A good question. But isn’t it what everyone does? You don’t have to believe what you say. How are you meant to know what you believe? Sometimes – most of the time – you just have to gues
s. You have to say something, after all.
I don’t know. Sometimes you just pick up opinions. Like fluff on your jacket.
Uh-huh.
And you don’t always know where you picked up the fluff. But there it is, all the same.
Right there on your jacket, said Veronica sarcastically.
Yeah.
Veronica shifted on the floor. She was half twisted towards the door, half still in the room. She was smiling a bit now, as if this was a piece of unimportant gossip, idle wordplay. But I knew that the conversation had entered deeper waters. She wanted to know about my priorities. It wasn’t unfair.
So do you believe it?
And I said, flatly, flatly enough to close the conversation, I don’t know. I just don’t know.
Then she closed the door quietly and went to her reiki class. I knew she would not return that night. I went and picked out the rest of the blue pins and stuck two or three more in each of the photographs of Nodge, Tony and Colin.
Untouchable. Untouchable. Untouchable.
She didn’t understand. Friends were important. The most important thing in the world, Frankie.

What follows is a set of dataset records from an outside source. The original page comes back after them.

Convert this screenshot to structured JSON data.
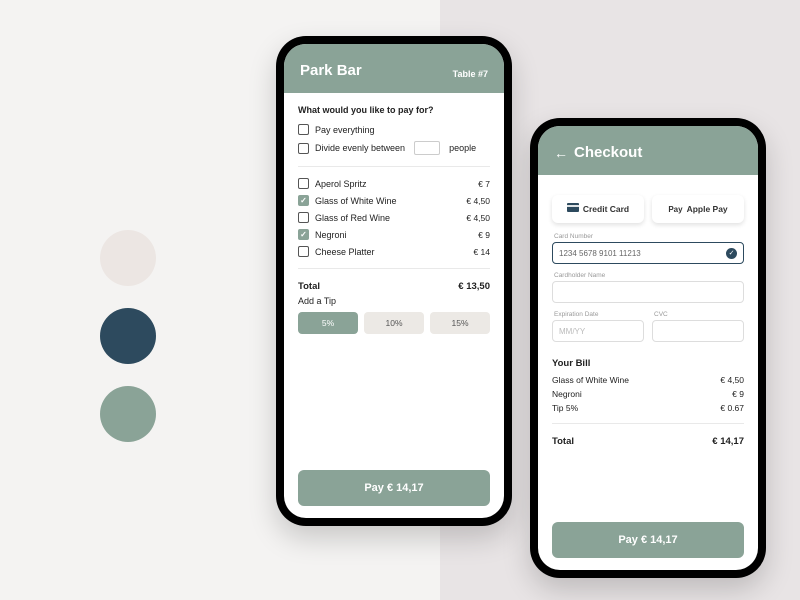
{
  "palette": {
    "cream": "#ece6e3",
    "navy": "#2d4a5e",
    "sage": "#8aa397"
  },
  "screen1": {
    "title": "Park Bar",
    "table": "Table #7",
    "prompt": "What would you like to pay for?",
    "opt_all": "Pay everything",
    "opt_split_a": "Divide evenly between",
    "opt_split_b": "people",
    "items": [
      {
        "name": "Aperol Spritz",
        "price": "€ 7",
        "checked": false
      },
      {
        "name": "Glass of White Wine",
        "price": "€ 4,50",
        "checked": true
      },
      {
        "name": "Glass of Red Wine",
        "price": "€ 4,50",
        "checked": false
      },
      {
        "name": "Negroni",
        "price": "€ 9",
        "checked": true
      },
      {
        "name": "Cheese Platter",
        "price": "€ 14",
        "checked": false
      }
    ],
    "total_label": "Total",
    "total_value": "€ 13,50",
    "tip_label": "Add a Tip",
    "tips": [
      "5%",
      "10%",
      "15%"
    ],
    "tip_selected": 0,
    "pay": "Pay € 14,17"
  },
  "screen2": {
    "title": "Checkout",
    "tabs": {
      "cc": "Credit Card",
      "ap": "Apple Pay",
      "ap_prefix": "Pay"
    },
    "card_number_label": "Card Number",
    "card_number": "1234 5678 9101 11213",
    "name_label": "Cardholder Name",
    "exp_label": "Expiration Date",
    "exp_ph": "MM/YY",
    "cvc_label": "CVC",
    "bill_title": "Your Bill",
    "bill": [
      {
        "name": "Glass of White Wine",
        "price": "€ 4,50"
      },
      {
        "name": "Negroni",
        "price": "€ 9"
      },
      {
        "name": "Tip 5%",
        "price": "€ 0.67"
      }
    ],
    "total_label": "Total",
    "total_value": "€ 14,17",
    "pay": "Pay € 14,17"
  }
}
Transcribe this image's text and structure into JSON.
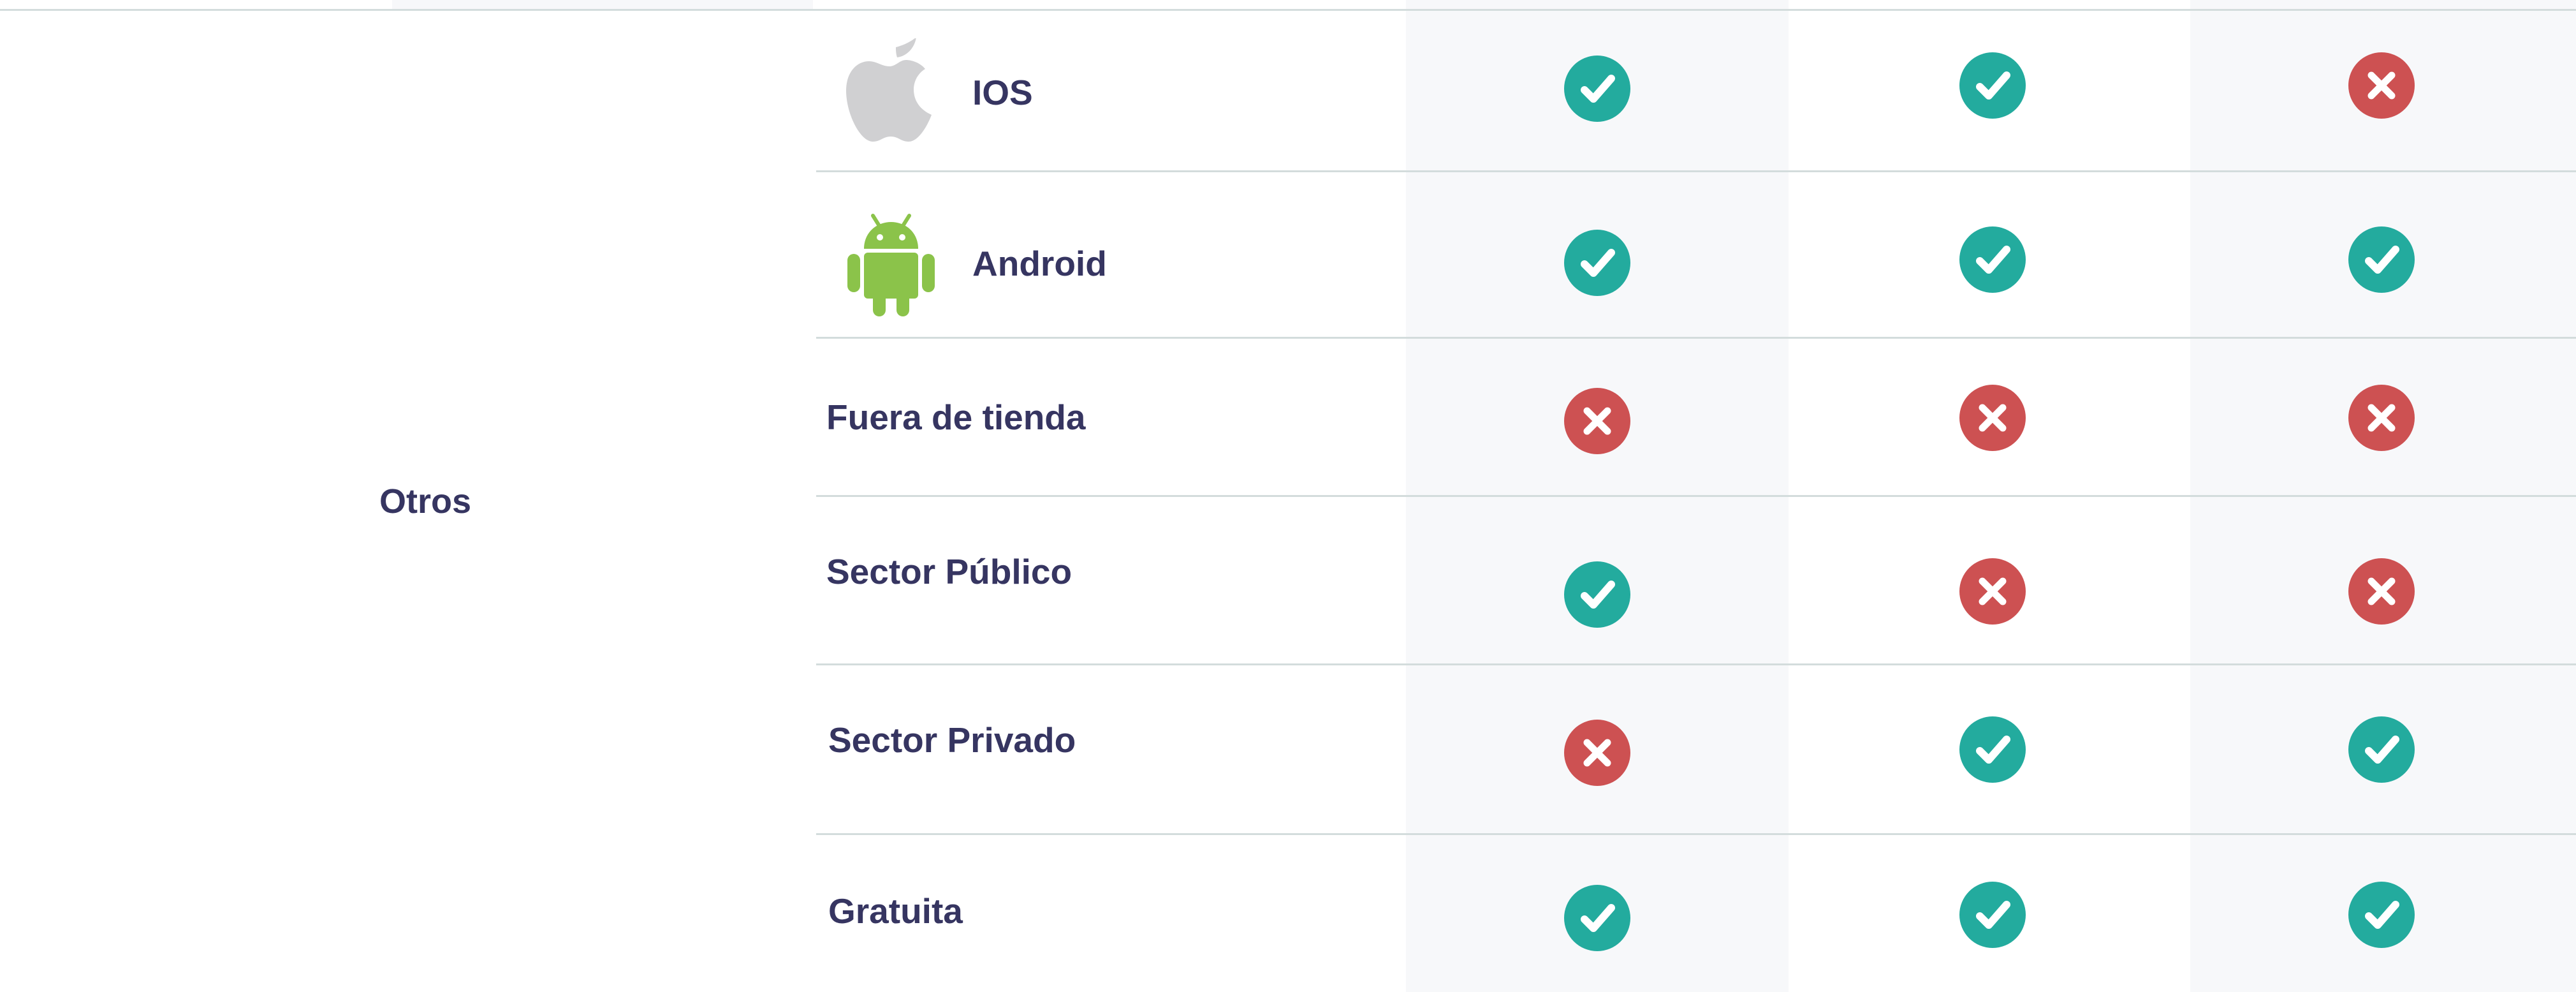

I then thought suddenly that it wasn’t me speaking those words in my head. Then I had the strangest feeling of standing back from myself and listening, of straining to hear that other voice. It was a woman’s, familiar. It came from a long time ago, from a place that moved, and vibrated, and smelt powerfully of cigarette smoke and liniment and inexpensive, pungent perfume.
So it was that I had, suddenly, vividly, this memory. Sometimes I find myself wondering if we really do possess memories. They seem more to me like drunken, out-of-focus visitors who arrive, then disappear again, sometimes without trace, sometimes returning. This memory, at this moment, in this house by the multicoloured pinboard, arrived, through a door I never imagined was there, all wavy lines and strange, unfamiliar colours.
This was like a little film, this memory, not all cut up and fractured, as so many of them are. A film flickering in and out of focus, but clear enough.
It was a film of me sitting next to my mother, Florence – Flossie Blue – on a bus going somewhere, I don’t know where. I don’t know how old I was. Nine perhaps – somewhere on the cusp of childhood, where innocence was beginning to decay and recede. I registered a vague sense that the constant intrigue and fascination I found then in the world was tarnishing. Boredom was establishing itself like a strange virus, a sense that just being here, just being in the now, was no longer enough. I was beginning to itch for something, something I could not name. Still can’t.